For the third consecutive month, the Bank of England’s Monetary Policy Committee (MPC) voted 7 to 2 to leave interest rates at their record low levels. The same two hawks, Martin Weale and Ian McCafferty, said rates should increase from 0.5% to 0.75%.
According to the minutes of November’s MPC meeting published on Tuesday, the committee had a “material spread of views” regarding the outlook for inflation.
The minutes stated that for the majority of members, the medium-term inflation outlook “justified maintaining the current stance of monetary policy.”

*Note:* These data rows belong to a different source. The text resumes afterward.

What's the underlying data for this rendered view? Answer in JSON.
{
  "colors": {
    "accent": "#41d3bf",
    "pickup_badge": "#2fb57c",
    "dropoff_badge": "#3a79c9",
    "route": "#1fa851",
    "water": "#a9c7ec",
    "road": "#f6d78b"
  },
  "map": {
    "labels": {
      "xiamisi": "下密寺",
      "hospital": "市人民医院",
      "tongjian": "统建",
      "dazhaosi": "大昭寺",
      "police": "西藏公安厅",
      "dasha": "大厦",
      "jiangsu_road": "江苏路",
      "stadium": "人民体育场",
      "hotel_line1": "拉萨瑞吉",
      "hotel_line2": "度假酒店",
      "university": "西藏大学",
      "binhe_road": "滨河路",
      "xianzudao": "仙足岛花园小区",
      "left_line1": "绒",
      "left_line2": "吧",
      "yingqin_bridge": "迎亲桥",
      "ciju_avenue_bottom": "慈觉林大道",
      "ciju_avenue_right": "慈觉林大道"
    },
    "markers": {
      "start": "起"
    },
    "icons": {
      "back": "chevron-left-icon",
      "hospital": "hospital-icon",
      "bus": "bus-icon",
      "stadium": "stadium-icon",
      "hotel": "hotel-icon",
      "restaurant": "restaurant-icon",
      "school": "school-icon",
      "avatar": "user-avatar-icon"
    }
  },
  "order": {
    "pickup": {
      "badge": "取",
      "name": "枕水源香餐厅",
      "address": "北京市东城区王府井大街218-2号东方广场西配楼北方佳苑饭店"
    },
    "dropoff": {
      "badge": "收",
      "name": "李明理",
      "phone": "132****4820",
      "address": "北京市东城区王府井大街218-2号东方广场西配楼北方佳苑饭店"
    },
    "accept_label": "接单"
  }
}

With recent data pointing to a slowdown in the UK’s property market and worrying figures coming out of the Eurozone, markets had speculated that Mr. Weale and Mr. McCafferty might actually decide to agree with their colleagues.
While the doves are concerned that growth will falter and inflation will stay below the BoE’s target for much longer than expected, the hawks fear that a prolonged period of low interest rates is fueling high inflation for later.
Ian McCafferty (left) and Martin Weale say interest rates should start rising gradually now, rather than abruptly later on.
According to the minutes:
“Below-target inflation was judged to be partly the consequence of a margin of spare capacity bearing down on domestic costs and prices.”
“A prolonged period in which inflation was below the target created at least the possibility that medium-term expectations of inflation would begin to drift downwards. This had the potential to lengthen the period for which inflation itself would remain below 2%.”
Inflation is still well below the Bank of England’s target of 2%. In October, the Consumer Price Index rose by 1.3% (annualized) compared to 1.2% in September.
The Bank of England warned last week that inflation is likely to slide to 1% during the next six months.
MPC members voted as follows in November:
No change: Mark Carney (Governor of the BoE), Ben Broadbent, Jon Cunliffe, Nemat Shafik, Kristin Forbes, Andrew Haldane and David Miles.
Raise rates: Ian McCafferty and Martin Weale.
MPC members voted unanimously to leave the buying of government bonds (quantitative easing) unchanged.